Sfr8 sfr8(uint16_t addr)
{
return *(mock_mem + addr);
}
// ...
void operator=(uint8_t value) const
{
if constexpr (width == 1) {
auto r = reinterpret_cast<volatile uint8_t *>(mock_mem + addr);
if (value != 0) {
*r |= static_cast<uint8_t>(1 << lsb);
} else {
*r &= static_cast<uint8_t>(~(1 << lsb));
}
} else {
auto r = reinterpret_cast<volatile uint8_t *>(mock_mem + addr);
*r = static_cast<uint8_t>((*r & ~mask()) | (value << lsb));
}
}
operator int() const
{
auto r = reinterpret_cast<volatile uint8_t *>(mock_mem + addr);
return (*r & mask()) >> lsb;
}
In the unit test, we define the mock_mem block, remembering to zero it in every test. The test cases can run code that reads/writes the SFRs, and verify the result. Admittedly, this only allows for testing simple reads/writes, and doesn’t account for any actual side effects of using the SFRs. Still, it’s basically free, and I found it very useful for verifying code that encapsulates access to the components on a microcontroller.

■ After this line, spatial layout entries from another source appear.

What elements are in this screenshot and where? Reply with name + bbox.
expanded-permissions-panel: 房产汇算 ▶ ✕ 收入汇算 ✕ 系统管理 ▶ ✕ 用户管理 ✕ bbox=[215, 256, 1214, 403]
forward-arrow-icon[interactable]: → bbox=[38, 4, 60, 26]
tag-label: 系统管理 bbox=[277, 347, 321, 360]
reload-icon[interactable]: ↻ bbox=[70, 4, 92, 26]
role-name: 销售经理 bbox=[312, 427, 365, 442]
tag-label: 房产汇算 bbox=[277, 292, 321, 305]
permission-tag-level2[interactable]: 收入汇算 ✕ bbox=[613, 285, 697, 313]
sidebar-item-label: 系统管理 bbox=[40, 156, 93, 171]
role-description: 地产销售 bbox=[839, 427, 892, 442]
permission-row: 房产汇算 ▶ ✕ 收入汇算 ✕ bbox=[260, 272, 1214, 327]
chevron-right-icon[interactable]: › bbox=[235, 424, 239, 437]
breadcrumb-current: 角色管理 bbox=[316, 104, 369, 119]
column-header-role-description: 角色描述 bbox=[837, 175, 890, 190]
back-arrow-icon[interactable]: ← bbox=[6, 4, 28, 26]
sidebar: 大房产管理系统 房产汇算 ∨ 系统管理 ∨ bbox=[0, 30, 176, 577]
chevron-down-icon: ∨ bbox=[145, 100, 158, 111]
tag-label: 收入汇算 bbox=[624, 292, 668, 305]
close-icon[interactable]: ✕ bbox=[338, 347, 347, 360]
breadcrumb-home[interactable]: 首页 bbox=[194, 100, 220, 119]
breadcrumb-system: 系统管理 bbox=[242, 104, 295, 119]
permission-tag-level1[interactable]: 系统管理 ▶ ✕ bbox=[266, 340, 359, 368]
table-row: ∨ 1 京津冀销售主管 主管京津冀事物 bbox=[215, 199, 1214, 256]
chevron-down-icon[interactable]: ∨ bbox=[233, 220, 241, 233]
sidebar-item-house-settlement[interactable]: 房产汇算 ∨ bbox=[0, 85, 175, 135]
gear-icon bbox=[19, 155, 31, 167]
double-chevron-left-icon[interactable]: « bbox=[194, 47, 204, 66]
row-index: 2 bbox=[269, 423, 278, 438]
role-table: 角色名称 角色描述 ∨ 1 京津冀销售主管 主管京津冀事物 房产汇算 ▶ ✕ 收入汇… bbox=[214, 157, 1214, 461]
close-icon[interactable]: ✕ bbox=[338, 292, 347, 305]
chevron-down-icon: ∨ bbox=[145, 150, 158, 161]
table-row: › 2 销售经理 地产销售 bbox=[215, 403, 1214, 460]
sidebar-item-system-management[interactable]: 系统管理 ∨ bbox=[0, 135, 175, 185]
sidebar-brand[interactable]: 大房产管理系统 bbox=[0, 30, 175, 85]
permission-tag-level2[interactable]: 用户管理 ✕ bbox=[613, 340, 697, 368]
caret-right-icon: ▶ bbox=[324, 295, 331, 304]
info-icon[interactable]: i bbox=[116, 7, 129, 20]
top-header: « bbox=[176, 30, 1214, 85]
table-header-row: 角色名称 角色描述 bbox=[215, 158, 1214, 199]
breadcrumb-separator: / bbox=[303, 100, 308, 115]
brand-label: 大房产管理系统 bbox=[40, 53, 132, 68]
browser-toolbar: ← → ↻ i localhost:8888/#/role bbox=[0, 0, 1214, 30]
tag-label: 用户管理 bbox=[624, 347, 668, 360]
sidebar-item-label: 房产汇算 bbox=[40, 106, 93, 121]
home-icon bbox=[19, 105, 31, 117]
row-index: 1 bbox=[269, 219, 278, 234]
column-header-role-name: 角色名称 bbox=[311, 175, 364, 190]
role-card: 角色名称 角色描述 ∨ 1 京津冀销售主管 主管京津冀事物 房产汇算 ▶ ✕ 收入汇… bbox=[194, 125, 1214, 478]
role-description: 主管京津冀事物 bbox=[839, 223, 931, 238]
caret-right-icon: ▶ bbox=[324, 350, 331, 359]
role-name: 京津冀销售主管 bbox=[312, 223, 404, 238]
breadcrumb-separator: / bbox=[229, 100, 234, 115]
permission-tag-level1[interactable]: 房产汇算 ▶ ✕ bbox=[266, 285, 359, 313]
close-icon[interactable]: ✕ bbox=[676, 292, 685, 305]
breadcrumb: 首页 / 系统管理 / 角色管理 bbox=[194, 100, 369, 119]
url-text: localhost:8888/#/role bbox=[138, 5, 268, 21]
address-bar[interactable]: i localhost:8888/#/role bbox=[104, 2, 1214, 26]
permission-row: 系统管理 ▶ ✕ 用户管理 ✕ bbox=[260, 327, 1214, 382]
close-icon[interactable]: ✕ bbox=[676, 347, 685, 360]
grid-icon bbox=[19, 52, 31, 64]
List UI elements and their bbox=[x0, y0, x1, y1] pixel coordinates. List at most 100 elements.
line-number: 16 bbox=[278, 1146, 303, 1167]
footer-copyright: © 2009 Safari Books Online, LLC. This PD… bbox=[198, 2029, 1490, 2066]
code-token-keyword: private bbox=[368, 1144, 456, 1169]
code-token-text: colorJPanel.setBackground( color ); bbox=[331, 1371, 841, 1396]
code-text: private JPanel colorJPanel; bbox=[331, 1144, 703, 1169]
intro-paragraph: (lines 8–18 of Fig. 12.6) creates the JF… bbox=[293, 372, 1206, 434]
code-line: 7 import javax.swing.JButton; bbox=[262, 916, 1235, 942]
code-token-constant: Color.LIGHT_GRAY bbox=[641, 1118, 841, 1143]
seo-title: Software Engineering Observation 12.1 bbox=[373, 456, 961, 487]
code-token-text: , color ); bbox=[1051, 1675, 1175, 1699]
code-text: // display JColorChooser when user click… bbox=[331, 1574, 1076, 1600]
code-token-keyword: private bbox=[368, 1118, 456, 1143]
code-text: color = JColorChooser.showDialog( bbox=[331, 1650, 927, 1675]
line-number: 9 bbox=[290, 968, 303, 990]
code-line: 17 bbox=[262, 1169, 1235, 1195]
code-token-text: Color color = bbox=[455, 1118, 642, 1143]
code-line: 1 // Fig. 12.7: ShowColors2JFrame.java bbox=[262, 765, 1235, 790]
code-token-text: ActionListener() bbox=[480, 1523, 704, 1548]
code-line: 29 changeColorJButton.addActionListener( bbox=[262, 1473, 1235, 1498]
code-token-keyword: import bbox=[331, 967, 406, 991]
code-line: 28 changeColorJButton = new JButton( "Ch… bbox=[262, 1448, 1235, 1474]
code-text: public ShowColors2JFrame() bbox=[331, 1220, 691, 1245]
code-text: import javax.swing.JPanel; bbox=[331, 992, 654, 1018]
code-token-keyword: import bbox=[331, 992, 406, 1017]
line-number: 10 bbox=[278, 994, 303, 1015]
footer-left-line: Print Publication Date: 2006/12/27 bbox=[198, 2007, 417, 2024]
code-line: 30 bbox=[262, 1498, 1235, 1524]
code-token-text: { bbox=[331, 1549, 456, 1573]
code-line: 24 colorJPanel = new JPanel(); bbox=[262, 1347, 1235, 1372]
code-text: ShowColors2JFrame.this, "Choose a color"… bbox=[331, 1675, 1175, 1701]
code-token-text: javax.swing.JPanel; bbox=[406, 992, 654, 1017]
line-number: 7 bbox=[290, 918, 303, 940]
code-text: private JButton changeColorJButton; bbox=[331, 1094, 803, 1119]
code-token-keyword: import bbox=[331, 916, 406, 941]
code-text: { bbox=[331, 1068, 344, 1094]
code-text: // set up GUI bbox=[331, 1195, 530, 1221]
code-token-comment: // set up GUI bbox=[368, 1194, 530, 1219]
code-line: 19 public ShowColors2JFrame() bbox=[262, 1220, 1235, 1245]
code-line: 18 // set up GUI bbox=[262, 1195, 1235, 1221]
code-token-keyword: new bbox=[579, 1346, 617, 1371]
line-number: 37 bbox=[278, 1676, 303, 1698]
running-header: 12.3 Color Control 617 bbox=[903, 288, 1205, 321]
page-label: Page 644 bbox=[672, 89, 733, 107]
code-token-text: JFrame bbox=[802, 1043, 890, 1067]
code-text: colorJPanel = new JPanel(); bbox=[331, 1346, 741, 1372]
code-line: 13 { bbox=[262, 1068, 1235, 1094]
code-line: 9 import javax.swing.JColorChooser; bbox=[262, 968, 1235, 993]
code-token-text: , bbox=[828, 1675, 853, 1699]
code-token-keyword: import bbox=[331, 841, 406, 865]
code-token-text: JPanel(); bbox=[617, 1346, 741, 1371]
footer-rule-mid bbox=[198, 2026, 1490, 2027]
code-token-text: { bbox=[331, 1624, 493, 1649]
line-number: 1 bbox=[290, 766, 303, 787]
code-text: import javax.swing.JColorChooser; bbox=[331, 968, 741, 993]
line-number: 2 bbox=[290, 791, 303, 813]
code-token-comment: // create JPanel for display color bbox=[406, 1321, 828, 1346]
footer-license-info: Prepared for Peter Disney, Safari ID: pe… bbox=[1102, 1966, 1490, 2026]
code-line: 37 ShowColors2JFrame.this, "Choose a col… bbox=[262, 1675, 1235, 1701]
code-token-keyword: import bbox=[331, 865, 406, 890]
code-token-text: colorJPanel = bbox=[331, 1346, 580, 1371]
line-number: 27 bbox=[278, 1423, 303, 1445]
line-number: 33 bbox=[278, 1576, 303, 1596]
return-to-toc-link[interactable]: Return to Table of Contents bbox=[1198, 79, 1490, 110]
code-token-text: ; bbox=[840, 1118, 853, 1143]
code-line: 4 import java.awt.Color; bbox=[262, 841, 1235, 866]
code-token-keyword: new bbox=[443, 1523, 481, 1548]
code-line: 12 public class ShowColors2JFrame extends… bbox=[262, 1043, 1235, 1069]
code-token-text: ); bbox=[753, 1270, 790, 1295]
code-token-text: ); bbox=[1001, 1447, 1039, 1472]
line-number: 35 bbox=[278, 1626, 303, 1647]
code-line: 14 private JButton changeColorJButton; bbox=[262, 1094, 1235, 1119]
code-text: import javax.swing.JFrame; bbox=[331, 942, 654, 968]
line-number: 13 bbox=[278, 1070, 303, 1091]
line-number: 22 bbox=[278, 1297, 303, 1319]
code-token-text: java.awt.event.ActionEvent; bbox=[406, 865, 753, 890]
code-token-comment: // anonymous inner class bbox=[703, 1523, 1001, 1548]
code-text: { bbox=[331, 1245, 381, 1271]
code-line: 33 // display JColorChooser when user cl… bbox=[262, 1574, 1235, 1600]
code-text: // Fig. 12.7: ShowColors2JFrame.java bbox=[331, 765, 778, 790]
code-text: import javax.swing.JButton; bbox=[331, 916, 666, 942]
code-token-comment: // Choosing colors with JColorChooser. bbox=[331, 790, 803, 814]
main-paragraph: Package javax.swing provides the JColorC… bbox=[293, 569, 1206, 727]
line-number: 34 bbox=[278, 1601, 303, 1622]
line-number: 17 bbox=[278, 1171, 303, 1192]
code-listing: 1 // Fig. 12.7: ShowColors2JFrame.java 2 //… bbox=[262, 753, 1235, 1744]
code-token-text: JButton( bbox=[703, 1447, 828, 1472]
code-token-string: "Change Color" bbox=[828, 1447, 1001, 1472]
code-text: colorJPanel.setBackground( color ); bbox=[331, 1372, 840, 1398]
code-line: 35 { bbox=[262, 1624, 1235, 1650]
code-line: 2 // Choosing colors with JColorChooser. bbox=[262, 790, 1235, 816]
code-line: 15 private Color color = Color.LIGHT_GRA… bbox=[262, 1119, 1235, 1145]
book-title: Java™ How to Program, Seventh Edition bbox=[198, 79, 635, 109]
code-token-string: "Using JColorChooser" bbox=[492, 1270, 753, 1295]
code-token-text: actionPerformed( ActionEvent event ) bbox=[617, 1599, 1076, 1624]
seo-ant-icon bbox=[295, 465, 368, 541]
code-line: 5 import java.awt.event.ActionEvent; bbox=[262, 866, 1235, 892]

uint8_t mock_mem[1024] = {0};
auto memAt(uint16_t addr) -> int
{
return static_cast<int>(mock_mem[addr]);
}
TEST_CASE("AvrTimer8-CTC")
{
// class AvrTimer8 uses sfr8() and RegBits<>
// to access the timer registers
AvrTimer8 t0(t0cfg);
memset(mock_mem, 0, sizeof(mock_mem));
constexpr auto cfg = AvrTimer8::CTCMode::configure(F_CPU, 4000);
t0.apply(cfg);
CHECK(memAt(Timer8Regs::TCCR0A) == 0x02);
CHECK(memAt(Timer8Regs::TCCR0B) == 0x02);
CHECK(memAt(Timer8Regs::OCR0A) == 0xf9);
CHECK(memAt(Timer8Regs::OCR0B) == 0x00);
CHECK(memAt(Timer8Regs::TIMSK0) == 0x00);
}
Full example of the above unit test code can be found on GitHub.